(Updates with comment from analyst in third paragraph.)
Feb. 8 (Bloomberg) -- Renewable Energy Corp. ASA, the Norwegian polysilicon maker, reported higher-than-estimated fourth-quarter sales as it cut polysilicon prices to clear inventory. The shares rose.
Sales were 2.87 billion kroner ($499 million), beating the 2.58 billion-krone estimate of 16 analysts surveyed by Bloomberg. The net loss was 2.48 billion kroner, or 2.49 kroner a share. The company posted a profit of 783 million kroner, or 0.7 kroner a share, a year earlier.
European solar-component makers are under pressure from Chinese rivals that expanded capacity just as consumption slowed, causing wafer and cell prices to plummet. REC and peers Solarworld AG and Q-Cells SE have cut production as demand shrinks in the region, where Germany, France and Italy have reduced subsidies to cap booming solar installations.
“Although the industry is struggling, REC has a very strong position within polysilicon and therefore it should survive what could be an industry shakeout,” Eirik Vegem Dahle, an analyst with Pareto Securities ASA, said by phone.

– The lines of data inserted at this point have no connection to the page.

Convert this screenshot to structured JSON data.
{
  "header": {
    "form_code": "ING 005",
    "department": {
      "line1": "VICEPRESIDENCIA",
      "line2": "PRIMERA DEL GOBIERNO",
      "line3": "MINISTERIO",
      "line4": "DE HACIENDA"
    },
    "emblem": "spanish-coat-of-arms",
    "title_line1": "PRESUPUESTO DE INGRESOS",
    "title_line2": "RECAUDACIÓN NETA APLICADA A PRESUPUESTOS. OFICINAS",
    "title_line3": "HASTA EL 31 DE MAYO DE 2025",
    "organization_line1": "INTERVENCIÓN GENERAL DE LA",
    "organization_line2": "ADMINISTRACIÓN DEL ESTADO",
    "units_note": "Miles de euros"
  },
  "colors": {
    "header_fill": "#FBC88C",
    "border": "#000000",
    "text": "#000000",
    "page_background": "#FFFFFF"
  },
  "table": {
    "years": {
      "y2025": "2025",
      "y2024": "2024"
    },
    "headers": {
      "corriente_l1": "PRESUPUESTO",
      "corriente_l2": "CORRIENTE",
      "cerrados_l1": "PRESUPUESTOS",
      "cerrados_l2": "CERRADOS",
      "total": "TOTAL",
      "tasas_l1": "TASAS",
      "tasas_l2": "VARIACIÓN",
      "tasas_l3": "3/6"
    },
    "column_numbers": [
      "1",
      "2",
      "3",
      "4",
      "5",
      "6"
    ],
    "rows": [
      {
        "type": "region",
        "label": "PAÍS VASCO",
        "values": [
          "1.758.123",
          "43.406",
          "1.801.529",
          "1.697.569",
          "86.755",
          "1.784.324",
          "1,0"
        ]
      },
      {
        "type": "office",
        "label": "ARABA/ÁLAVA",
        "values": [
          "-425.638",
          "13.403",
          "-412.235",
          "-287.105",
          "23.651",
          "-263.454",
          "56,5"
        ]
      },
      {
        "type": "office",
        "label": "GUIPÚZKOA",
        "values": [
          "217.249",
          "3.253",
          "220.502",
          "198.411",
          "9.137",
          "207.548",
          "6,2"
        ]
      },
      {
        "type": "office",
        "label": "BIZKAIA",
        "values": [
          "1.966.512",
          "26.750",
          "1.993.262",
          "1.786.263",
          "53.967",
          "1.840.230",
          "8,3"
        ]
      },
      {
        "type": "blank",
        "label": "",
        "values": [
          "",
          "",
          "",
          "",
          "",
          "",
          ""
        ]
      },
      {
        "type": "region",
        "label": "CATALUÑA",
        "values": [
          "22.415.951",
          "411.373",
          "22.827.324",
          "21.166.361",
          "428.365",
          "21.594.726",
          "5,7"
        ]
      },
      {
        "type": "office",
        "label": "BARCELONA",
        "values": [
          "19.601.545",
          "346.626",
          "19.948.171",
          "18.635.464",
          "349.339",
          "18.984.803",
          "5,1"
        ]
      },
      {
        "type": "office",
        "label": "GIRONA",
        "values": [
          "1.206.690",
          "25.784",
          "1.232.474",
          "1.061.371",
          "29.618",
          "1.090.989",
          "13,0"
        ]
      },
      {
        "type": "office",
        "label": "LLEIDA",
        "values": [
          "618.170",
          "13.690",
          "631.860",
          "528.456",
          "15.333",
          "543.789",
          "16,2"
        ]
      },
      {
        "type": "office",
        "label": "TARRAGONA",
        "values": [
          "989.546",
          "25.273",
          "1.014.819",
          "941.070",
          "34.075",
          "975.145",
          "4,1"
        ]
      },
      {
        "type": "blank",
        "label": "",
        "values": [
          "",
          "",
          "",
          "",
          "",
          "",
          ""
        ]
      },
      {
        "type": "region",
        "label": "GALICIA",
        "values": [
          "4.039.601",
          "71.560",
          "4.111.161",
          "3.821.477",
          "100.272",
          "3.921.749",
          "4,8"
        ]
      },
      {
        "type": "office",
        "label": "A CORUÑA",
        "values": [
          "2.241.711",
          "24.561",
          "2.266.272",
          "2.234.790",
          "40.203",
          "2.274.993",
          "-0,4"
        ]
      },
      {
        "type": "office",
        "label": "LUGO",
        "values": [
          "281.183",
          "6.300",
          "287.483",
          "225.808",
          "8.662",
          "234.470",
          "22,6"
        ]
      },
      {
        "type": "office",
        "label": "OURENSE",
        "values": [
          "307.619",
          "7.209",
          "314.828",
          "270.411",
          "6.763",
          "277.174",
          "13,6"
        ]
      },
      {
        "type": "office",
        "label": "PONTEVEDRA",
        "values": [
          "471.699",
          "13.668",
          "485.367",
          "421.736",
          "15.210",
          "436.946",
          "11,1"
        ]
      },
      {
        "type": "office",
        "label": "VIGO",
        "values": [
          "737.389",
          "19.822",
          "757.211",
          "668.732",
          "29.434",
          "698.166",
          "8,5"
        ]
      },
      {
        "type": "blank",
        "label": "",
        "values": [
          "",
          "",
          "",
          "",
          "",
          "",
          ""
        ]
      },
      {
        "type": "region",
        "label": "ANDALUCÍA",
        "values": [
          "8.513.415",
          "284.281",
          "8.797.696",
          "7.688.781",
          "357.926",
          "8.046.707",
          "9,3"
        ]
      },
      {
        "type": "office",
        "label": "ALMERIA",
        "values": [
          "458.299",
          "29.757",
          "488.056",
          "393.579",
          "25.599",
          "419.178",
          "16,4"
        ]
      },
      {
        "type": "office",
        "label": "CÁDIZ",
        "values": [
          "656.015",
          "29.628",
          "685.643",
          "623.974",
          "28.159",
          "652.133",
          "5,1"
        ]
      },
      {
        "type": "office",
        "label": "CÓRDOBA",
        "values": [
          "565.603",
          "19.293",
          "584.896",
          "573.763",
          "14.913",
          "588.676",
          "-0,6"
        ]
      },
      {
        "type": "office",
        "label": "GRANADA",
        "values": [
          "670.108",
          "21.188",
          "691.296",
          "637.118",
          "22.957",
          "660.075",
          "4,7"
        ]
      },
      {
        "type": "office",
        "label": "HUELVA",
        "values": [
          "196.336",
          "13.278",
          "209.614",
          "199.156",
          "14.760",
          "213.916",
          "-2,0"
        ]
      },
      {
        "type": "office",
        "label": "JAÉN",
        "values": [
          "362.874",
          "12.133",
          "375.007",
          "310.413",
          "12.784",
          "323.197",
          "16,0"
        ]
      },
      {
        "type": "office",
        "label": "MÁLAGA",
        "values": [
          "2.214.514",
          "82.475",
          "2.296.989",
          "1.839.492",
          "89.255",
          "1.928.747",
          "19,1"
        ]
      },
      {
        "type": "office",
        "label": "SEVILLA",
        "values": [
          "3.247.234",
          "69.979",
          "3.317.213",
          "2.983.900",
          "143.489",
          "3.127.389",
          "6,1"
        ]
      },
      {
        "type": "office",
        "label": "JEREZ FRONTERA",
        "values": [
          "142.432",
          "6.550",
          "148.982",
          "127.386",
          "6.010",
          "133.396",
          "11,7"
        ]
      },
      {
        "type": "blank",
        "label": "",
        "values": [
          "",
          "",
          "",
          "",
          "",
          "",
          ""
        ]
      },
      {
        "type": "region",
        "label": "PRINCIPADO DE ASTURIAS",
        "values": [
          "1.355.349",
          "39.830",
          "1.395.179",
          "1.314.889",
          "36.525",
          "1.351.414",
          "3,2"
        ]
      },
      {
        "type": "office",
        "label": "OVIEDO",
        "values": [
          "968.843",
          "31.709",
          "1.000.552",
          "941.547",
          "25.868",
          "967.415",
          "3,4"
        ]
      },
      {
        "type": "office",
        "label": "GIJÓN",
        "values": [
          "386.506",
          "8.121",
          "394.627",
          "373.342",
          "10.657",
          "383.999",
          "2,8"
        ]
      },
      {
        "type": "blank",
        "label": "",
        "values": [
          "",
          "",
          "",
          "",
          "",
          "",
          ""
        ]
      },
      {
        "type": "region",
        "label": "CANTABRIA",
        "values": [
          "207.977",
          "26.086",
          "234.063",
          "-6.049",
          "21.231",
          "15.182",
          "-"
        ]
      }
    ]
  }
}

The company booked a charge of 2.5 billion kroner on its Singapore assets in the quarter. Earnings before interest, tax, depreciation and amortization dropped to 178 million kroner from 1.84 billion kroner a year earlier.

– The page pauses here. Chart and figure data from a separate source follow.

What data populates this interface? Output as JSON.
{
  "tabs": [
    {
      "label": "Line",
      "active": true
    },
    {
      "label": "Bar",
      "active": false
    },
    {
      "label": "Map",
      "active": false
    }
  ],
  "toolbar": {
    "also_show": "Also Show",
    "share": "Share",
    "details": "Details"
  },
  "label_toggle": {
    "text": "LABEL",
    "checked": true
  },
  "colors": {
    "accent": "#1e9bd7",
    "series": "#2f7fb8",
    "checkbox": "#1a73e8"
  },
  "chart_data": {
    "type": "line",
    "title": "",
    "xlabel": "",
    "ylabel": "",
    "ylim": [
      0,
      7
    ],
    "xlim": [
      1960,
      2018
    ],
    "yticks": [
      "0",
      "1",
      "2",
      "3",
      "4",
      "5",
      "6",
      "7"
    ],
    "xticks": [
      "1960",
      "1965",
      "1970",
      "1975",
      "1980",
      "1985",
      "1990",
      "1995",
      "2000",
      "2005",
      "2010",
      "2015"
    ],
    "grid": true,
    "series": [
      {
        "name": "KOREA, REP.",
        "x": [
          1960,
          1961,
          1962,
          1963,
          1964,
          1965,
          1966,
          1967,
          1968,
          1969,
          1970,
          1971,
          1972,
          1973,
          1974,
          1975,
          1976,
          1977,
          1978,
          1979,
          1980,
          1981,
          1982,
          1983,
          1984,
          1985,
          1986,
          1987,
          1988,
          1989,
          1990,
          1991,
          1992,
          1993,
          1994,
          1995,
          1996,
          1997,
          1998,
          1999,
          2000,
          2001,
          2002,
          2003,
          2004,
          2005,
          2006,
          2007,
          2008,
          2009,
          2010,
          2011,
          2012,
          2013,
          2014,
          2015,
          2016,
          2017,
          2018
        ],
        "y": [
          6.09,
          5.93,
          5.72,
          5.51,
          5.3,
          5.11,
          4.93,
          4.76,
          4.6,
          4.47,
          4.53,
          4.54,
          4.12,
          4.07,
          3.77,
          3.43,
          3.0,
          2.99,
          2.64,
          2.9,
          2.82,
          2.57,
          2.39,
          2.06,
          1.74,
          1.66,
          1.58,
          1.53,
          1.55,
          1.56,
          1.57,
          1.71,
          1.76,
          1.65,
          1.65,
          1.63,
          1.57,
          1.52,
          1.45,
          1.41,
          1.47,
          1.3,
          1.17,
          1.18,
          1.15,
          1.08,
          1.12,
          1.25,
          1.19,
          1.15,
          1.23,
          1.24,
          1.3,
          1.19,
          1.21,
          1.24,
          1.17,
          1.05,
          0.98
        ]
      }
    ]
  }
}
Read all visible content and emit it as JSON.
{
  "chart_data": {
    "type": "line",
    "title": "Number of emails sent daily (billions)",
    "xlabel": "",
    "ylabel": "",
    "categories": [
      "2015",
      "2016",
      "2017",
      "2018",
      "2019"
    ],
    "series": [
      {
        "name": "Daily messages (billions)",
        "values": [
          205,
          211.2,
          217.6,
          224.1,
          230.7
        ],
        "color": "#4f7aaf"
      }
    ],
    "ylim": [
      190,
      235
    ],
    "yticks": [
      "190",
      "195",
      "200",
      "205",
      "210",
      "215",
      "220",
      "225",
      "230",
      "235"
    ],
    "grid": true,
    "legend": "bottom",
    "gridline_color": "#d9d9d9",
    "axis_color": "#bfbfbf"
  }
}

“Overcapacity and inventory reductions led to steep market price declines throughout the fourth quarter,” the Sandvika- based company said today in a statement. “With a significant increase in polysilicon available for sale in the short-term spot market, REC has approached the market with aggressive pricing to secure volume off-take.”

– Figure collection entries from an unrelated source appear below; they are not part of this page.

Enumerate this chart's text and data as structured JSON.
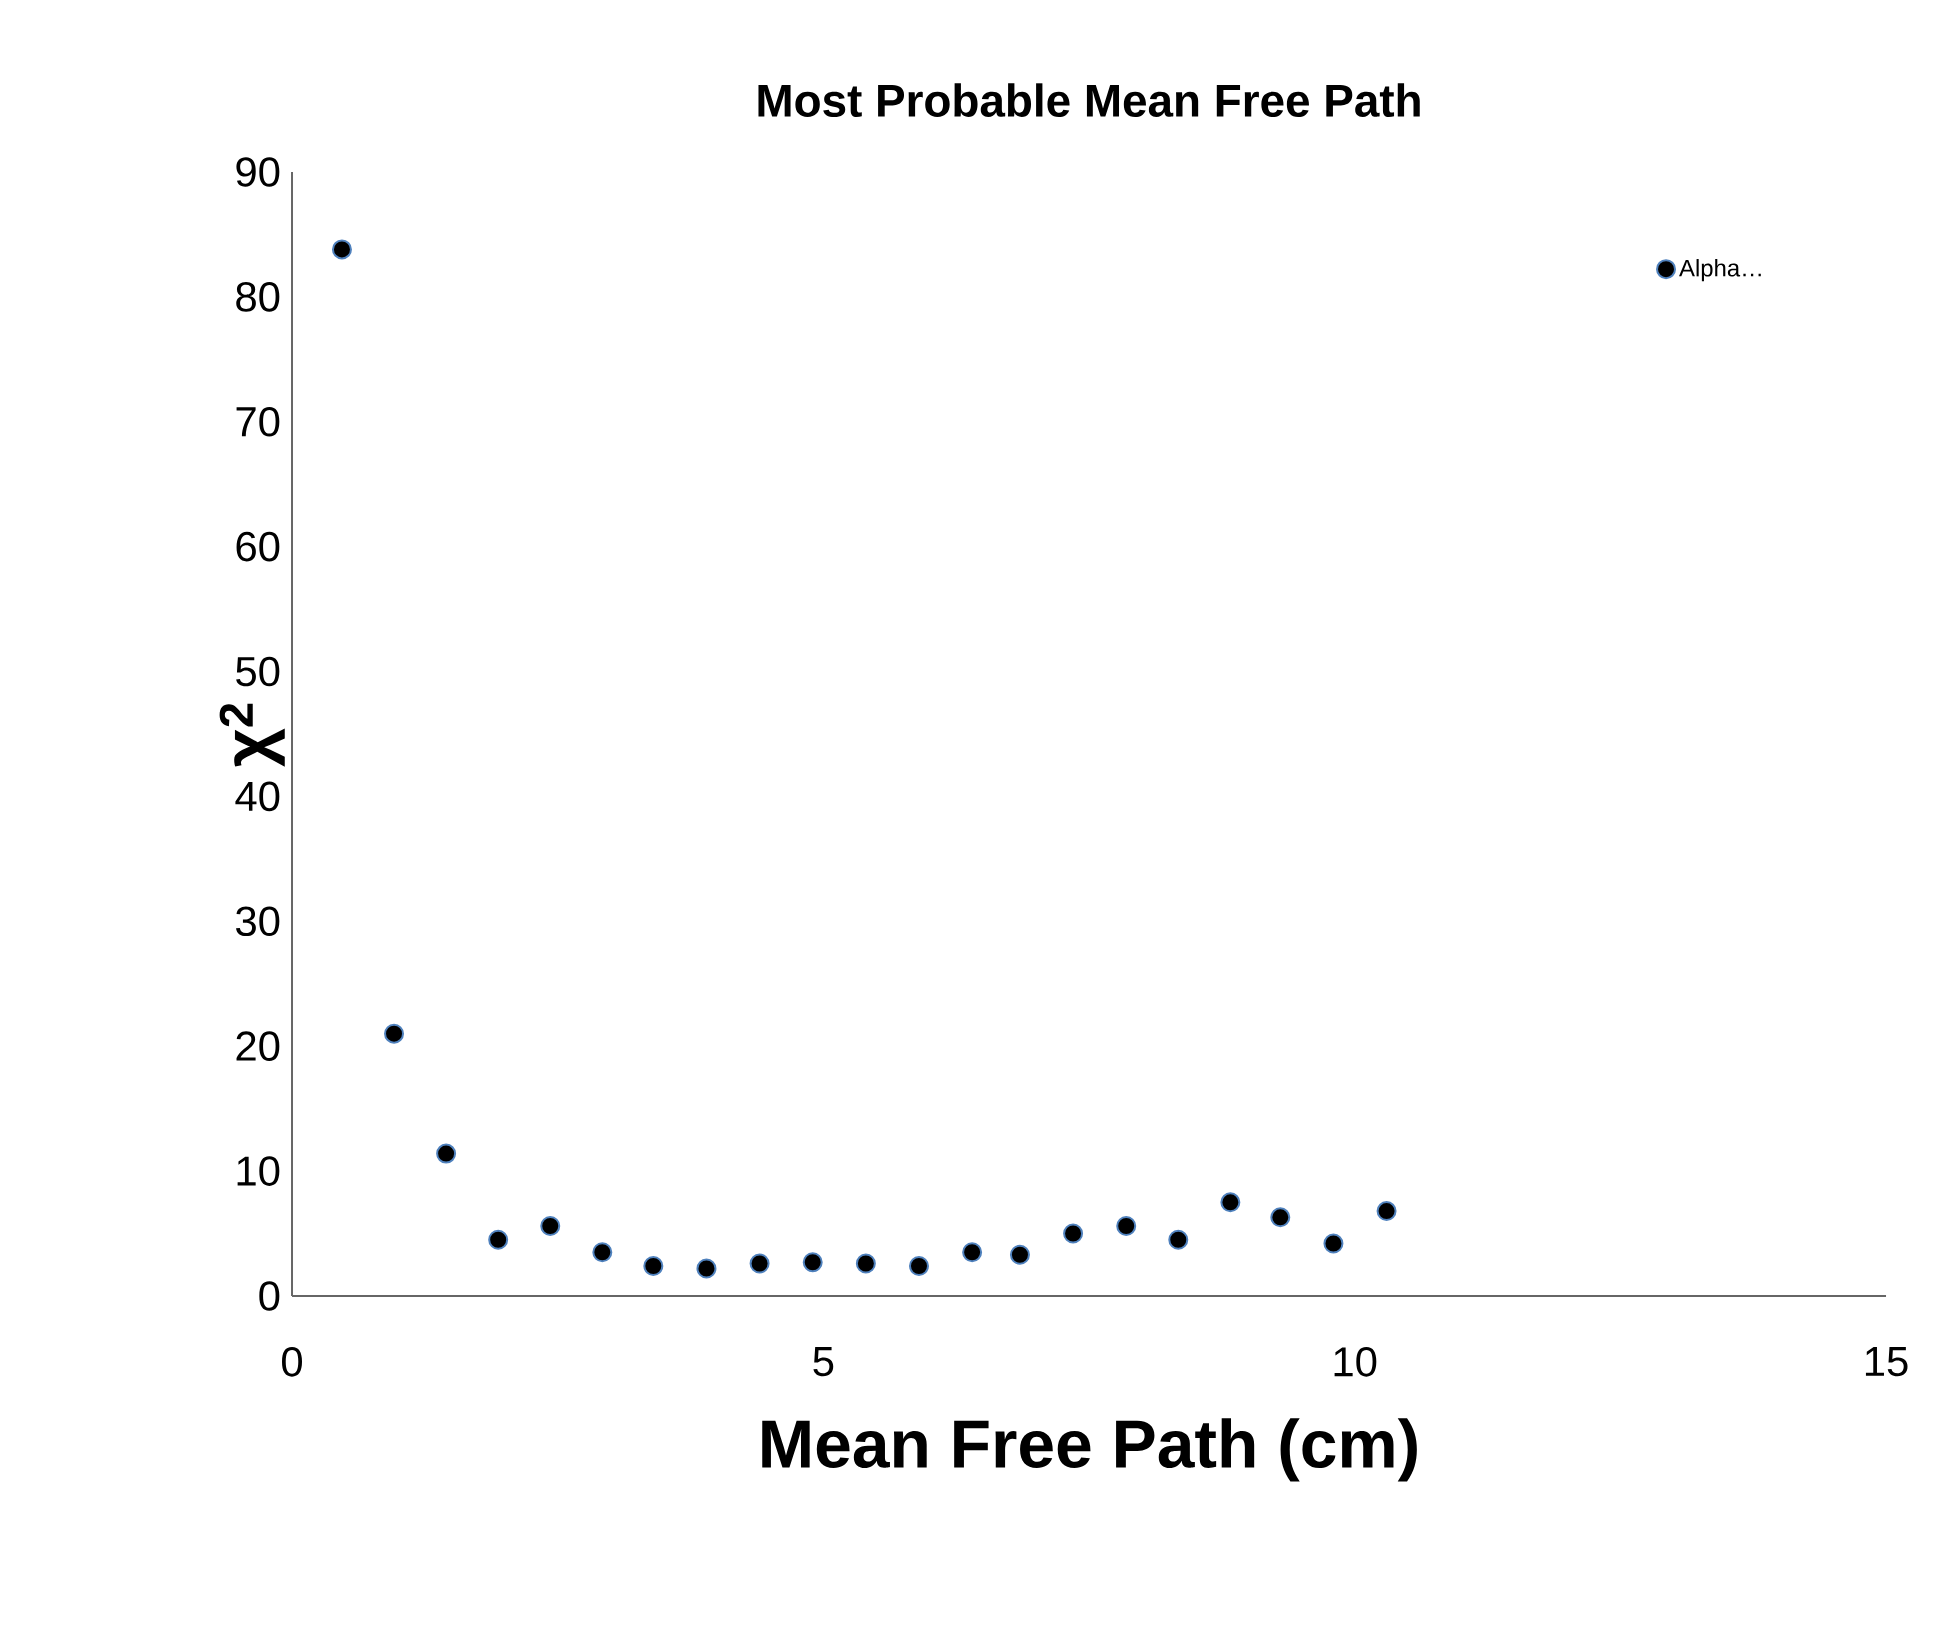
{
  "chart_data": {
    "type": "scatter",
    "title": "Most Probable Mean Free Path",
    "xlabel": "Mean Free Path (cm)",
    "ylabel": "**χ$^{2}$**",
    "series": [
      {
        "name": "Alpha…",
        "color": "#000000",
        "x": [
          0.47,
          0.96,
          1.45,
          1.94,
          2.43,
          2.92,
          3.4,
          3.9,
          4.4,
          4.9,
          5.4,
          5.9,
          6.4,
          6.85,
          7.35,
          7.85,
          8.34,
          8.83,
          9.3,
          9.8,
          10.3
        ],
        "values": [
          83.8,
          21.0,
          11.4,
          4.5,
          5.6,
          3.5,
          2.4,
          2.2,
          2.6,
          2.7,
          2.6,
          2.4,
          3.5,
          3.3,
          5.0,
          5.6,
          4.5,
          7.5,
          6.3,
          4.2,
          6.8
        ]
      }
    ],
    "xlim": [
      0,
      15
    ],
    "ylim": [
      0,
      90
    ],
    "xticks": [
      0,
      5,
      10,
      15
    ],
    "yticks": [
      0,
      10,
      20,
      30,
      40,
      50,
      60,
      70,
      80,
      90
    ],
    "grid": false,
    "legend": "top right",
    "marker": "circle"
  }
}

REC rose as much as 11 percent, the most since Jan. 12, to 5.455 kroner, and was up 8.8 percent as of 3:34 p.m. in Oslo. The stock has risen 62 percent this year after falling 81 percent in 2011.
Average selling prices for polysilicon fell 42 percent, wafer prices were down 31 percent and module prices dropped 15 percent, REC said. Polysilicon prices will stabilize in the first quarter at about $30 per kilogram, Chief Executive Officer Ole Enger said in an interview.
“The Chinese have stopped production in all products and the balance is becoming better,” Enger said.
REC produced 5,206 metric tons of polysilicon in the quarter. Multicrystalline and monocrystalline wafer output was 173 megawatts, missing REC’s 200-megawatt forecast. It produced 168 megawatts of modules, less than the projected 175 megawatts.
REC had talks with its banks on possible changes in maturity, covenant levels and conditions on factory closures on its loan agreement. It may conclude a revised deal as early as the first quarter, Enger said.
“We are not in a desperate situation because we have plenty of liquidity and we are not in breach,” he said. “We are not in a hurry to do this.”